Pakistan lifted a nearly two-year old ban on Indian sugar and cotton imports, government sources said, a step towards reviving suspended trade between the two nuclear-armed neighbours.
Pakistan's Economic Coordination Council, a top decision-making body, on Wednesday allowed the private sector to import 0.5 million tonnes of white sugar as Islamabad tries to keep soaring domestic prices in check, government officials told Reuters.
Pakistani buyers have already started making inquiries about buying Indian sugar and cotton, which is being offered at lower prices than supplies from other countries, five dealers said.
India is the world's biggest producer of cotton and the second biggest sugar producer. Exports to its neighbour will reduce surpluses that are weighing on its local markets, while helping Pakistan to lower soaring sugar prices ahead of Ramadan.
The push comes amid a gradual thawing in ties between the two neighbours, which have fought three wars since gaining independence in 1947. The militaries of both countries released a rare joint statement last month, announcing a ceasefire along a disputed border in Kashmir.
"Enquiries for sugar and cotton are going on for price checking," said the India head of a global trading firm, who declined to be identified due to company policy.
Pakistan has been looking to tap the international market for sugar, floating two tenders for 50,000 tonnes in the last month. It rejected bids on both tenders in March. The first tender offer was priced at $540.10 per tonne on a cost and freight basis (C&F) and the second at $544.10 tonne, European traders said.
India is offering sugar at a discount compared to supplies from Thailand, said a dealer with global trading firm. "Pakistani traders have been buying Indian sugar through their offices in Dubai for Afghanistan. If Pakistan allows imports from India, they will unload shipments in Pakistan," the dealer said.
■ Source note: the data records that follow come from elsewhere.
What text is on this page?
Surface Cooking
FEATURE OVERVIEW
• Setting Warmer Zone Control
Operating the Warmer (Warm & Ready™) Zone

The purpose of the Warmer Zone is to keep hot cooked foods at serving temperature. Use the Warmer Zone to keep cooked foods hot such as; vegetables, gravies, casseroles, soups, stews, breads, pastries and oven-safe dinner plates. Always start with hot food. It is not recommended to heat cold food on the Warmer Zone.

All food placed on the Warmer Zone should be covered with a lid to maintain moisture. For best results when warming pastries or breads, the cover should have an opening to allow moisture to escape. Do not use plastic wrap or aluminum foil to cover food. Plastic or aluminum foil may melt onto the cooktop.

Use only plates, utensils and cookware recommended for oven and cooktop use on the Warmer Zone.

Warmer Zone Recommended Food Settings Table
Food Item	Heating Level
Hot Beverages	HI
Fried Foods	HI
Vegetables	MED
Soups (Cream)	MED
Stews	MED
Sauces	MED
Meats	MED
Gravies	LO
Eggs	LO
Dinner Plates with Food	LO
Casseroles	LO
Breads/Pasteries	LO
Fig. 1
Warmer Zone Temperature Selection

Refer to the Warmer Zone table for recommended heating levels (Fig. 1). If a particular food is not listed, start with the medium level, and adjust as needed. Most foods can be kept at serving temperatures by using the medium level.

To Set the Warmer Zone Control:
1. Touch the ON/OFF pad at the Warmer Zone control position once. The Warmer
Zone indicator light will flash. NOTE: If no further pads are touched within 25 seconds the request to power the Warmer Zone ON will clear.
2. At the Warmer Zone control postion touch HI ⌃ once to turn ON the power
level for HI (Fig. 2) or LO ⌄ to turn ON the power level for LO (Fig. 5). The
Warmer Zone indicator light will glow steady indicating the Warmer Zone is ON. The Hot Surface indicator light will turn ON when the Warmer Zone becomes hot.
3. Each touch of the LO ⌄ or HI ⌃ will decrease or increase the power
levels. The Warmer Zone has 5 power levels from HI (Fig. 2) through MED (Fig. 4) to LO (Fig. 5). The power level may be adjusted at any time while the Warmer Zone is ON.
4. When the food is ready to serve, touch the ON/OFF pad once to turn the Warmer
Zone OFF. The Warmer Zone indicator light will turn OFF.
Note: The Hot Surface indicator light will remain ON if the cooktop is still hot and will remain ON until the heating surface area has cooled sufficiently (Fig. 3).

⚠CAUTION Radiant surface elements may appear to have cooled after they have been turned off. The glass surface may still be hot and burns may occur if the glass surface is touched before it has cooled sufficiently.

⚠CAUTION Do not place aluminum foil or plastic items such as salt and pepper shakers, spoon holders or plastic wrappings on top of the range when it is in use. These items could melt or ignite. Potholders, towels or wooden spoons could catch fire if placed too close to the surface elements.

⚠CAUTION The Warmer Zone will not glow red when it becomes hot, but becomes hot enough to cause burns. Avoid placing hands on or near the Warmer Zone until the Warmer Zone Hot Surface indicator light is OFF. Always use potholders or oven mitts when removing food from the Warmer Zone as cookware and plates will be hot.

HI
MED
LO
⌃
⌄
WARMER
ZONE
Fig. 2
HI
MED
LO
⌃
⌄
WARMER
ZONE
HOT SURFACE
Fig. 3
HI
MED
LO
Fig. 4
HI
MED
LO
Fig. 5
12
Traders say they have been offering Indian white sugar at $410 to $420 a tonne on a free-on-board (FOB) basis, far lower than the domestic price of $694 quoted in Pakistan. Indian exporters could also ship via sea or land, the dealer said, noting this gives them a big edge given tight global container shipping markets.
Pakistan was one of the leading buyers of Indian cotton until 2019, when Islamabad banned imports of goods from India after New Delhi revoked the special status of its portion of the Kashmir region that both countries claim. "Indian cotton would be at least 4 to 5 cent per pound cheaper for Pakistan than supplies from other countries," said Arun Sekhsaria, managing director of exporter D.D. Cotton.